Речь зашла о таких, как Хайбулла, горемычных, которые годами весточки о себе подать не могли. Гаинислам радостно потчевал неожиданных гостей.
— Только жить начала, а сколько бед натерпелась,— говорил он, поглядывая на дочь.— Ладно, все миновало. Как наш старшина говорил: было, да быльем поросло, это поговорка такая у русских. Дай, аллах, дочке с зятем теперь весь век рядышком жить-ворковать!
— Пусть будет так,— сказали мужики, чокаясь стаканами.
— Ну, теперь тут своим ходом пойдет,— сказала Фариза, снова становясь деловитой и озабоченной.— Пойдем, дочка, там, наверное, сватья от радости не знает, что делать. Нафису послали за ней, что-то нет их. Услышал, услышал аллах мои ночные слезы и ежедневные молитвы!
Кадрия вышла вместе с ними. Алтынсес побрела следом за матерью.
Все пять окон Хайбуллы и Алтынсес — да, теперь опять ее дома — горели так ярко, что свет их отдался у нее болью в голове.
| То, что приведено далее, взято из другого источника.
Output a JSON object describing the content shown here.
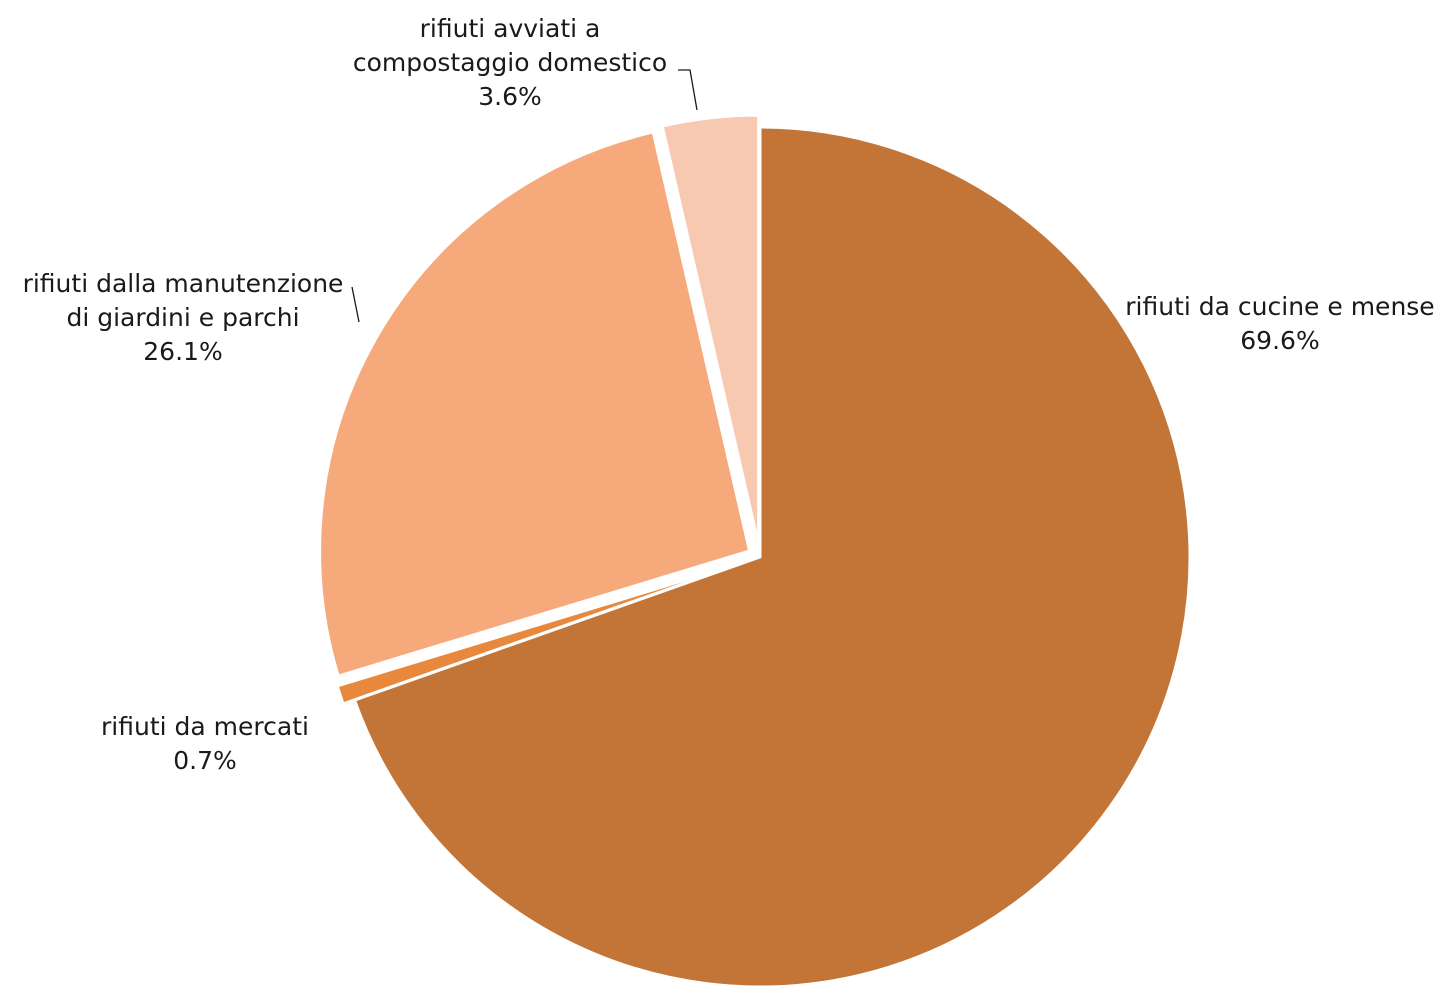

Видать, на радостях старуха запалила лампу-тридца-тилинейку, которую не зажигала с начала войны. После победы Мастура залила в нее керосин, но повисела она с полгода незажженная, и убрали ее. А теперь наконец-то зажгли.
Проходили тени по занавескам, доносился смех. И здесь соседи сбежались на радостную весть.
— Голова болит, я постою немного,— сказала Алтынсес, остановившись у калитки.
— Не простынь, сыро после дождя,— сказала Фариза и вошла в дом.
Алтынсес послушала, как заплакали, запричитали радостно мать с свекровью, как начали в два голоса говорить что-то, и пошла на берег Казаяка.
Темное небо, умытое ливнем, сияло яркими крупными звездами. Дышится легко. Квакают лягушки, опять дождь обещают. Фыркают поблизости лошади. Заглушая голоса ночи, шумит вода. Нет Казаяку ни отдыха, ни передышки.
Алтынсес долго стояла на берегу, смотрела, как вода ворошила звезды на перекате. Вдруг что-то толкнулось ей в плечо, и теплое дыхание обволокло лицо. Алтынсес быстро обернулась, рядом стояла рыжая кобылица, которую она всегда запрягала. Видать, паслась здесь со своим жеребенком. Узнали и следом пришли! На беду, ничего в кармане у Алтынсес не было. А какое до этого дело Рыжухе? Тоненько, ласково проржала и губами подергала за рукав, корочку хлеба просит.